Eine Gravitationswelle, die durch einen Festkörper läuft, etwa durch einen soliden Metallzylinder, wirkt auf dessen Atome wie eine zeitabhängige, gezeitenartige Kraft.
Diese Kraft kann den Festkörper nicht nennenswert verformen. Nur zwischen 2 Körpern, die sich frei bewegen können, ist die durch eine Gravitationswelle ausgelöste Längenänderung (d. h. die Änderung des Abstands der 2 Körper) messbar.[3]

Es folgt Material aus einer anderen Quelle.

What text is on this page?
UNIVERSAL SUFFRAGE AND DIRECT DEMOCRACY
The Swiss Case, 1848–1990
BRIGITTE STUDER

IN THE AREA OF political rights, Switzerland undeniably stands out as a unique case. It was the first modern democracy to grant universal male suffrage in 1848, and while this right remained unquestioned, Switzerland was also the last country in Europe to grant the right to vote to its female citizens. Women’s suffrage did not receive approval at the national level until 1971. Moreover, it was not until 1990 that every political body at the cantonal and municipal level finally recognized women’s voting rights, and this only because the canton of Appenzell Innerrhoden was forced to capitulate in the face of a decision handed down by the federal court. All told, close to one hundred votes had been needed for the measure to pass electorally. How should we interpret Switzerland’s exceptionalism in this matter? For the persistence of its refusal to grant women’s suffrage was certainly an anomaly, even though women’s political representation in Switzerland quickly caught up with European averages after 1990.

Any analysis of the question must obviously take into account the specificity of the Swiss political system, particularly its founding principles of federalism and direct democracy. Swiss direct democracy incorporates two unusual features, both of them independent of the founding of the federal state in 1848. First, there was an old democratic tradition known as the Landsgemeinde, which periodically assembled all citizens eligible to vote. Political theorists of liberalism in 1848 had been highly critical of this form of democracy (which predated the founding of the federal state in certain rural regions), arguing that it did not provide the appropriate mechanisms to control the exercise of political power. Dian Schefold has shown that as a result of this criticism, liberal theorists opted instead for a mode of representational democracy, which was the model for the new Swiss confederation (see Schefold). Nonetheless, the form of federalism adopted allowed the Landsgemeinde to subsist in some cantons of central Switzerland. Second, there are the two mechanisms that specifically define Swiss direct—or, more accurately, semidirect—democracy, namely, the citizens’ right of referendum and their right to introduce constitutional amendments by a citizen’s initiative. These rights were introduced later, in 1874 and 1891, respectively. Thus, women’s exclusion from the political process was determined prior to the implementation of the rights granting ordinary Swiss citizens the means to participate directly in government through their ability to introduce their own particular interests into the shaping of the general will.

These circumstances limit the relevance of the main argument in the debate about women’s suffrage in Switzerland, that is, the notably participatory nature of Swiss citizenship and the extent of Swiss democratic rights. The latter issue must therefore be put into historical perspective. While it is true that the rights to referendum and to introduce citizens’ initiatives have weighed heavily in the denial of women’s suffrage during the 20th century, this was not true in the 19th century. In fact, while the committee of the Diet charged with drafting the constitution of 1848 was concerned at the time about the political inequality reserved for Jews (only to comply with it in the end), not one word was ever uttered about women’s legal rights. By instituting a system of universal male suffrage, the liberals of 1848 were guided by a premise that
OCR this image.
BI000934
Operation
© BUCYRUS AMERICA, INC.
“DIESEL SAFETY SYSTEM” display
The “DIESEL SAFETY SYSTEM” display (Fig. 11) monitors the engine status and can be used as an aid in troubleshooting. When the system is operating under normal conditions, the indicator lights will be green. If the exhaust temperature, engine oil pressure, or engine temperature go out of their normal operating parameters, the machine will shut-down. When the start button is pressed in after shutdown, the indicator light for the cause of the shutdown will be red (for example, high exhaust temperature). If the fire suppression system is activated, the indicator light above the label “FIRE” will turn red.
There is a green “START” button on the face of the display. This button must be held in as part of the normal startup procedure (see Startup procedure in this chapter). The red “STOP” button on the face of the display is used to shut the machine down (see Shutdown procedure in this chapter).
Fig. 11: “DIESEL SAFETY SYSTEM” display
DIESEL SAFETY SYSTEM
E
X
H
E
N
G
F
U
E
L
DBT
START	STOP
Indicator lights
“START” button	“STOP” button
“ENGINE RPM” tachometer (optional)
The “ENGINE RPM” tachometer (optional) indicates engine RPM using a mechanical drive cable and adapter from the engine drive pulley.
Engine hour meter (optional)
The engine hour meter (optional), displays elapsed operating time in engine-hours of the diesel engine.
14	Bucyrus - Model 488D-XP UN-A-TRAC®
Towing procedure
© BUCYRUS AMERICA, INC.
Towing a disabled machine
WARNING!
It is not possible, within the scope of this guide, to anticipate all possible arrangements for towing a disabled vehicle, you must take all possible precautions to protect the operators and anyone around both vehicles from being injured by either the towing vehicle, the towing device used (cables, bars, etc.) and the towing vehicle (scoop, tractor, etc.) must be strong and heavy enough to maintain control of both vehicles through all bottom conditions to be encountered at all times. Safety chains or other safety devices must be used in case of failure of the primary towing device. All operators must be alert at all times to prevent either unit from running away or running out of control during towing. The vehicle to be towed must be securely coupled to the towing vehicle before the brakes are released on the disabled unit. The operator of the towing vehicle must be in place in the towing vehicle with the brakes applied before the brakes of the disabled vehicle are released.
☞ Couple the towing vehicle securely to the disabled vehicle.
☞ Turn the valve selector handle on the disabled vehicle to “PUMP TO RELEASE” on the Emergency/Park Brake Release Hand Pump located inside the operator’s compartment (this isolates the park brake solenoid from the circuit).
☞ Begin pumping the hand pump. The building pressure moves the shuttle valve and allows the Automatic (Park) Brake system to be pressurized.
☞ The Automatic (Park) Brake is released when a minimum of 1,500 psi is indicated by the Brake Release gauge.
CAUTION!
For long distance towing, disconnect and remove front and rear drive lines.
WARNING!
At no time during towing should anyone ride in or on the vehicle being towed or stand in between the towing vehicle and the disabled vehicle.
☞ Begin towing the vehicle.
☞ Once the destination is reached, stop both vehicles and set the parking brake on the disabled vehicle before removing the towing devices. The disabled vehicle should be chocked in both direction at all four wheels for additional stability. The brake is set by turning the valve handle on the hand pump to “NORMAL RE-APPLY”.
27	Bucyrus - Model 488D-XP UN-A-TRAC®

Ein besseres Bild als das vom "Raum selbst", der gedehnt oder gestaucht wird, ist ein Beschleunigungsfeld:[4]
- Bei frei beweglichen (kleinen) Körpern bewirkt dieses Beschleunigungsfeld eine Lageänderung.
- Fix montierte Körper "spüren" die Beschleunigung als Kraft, die sie zu dehnen oder stauchen versucht (wie Gezeiten).
- (Größere) starre Körper, die sich frei bewegen können, folgen der Beschleunigung, die das Beschleunigungsfeld an ihrem Schwerpunkt vorgibt. Andere Punkte des Körpers "spüren" eine gezeitenartige Kraft.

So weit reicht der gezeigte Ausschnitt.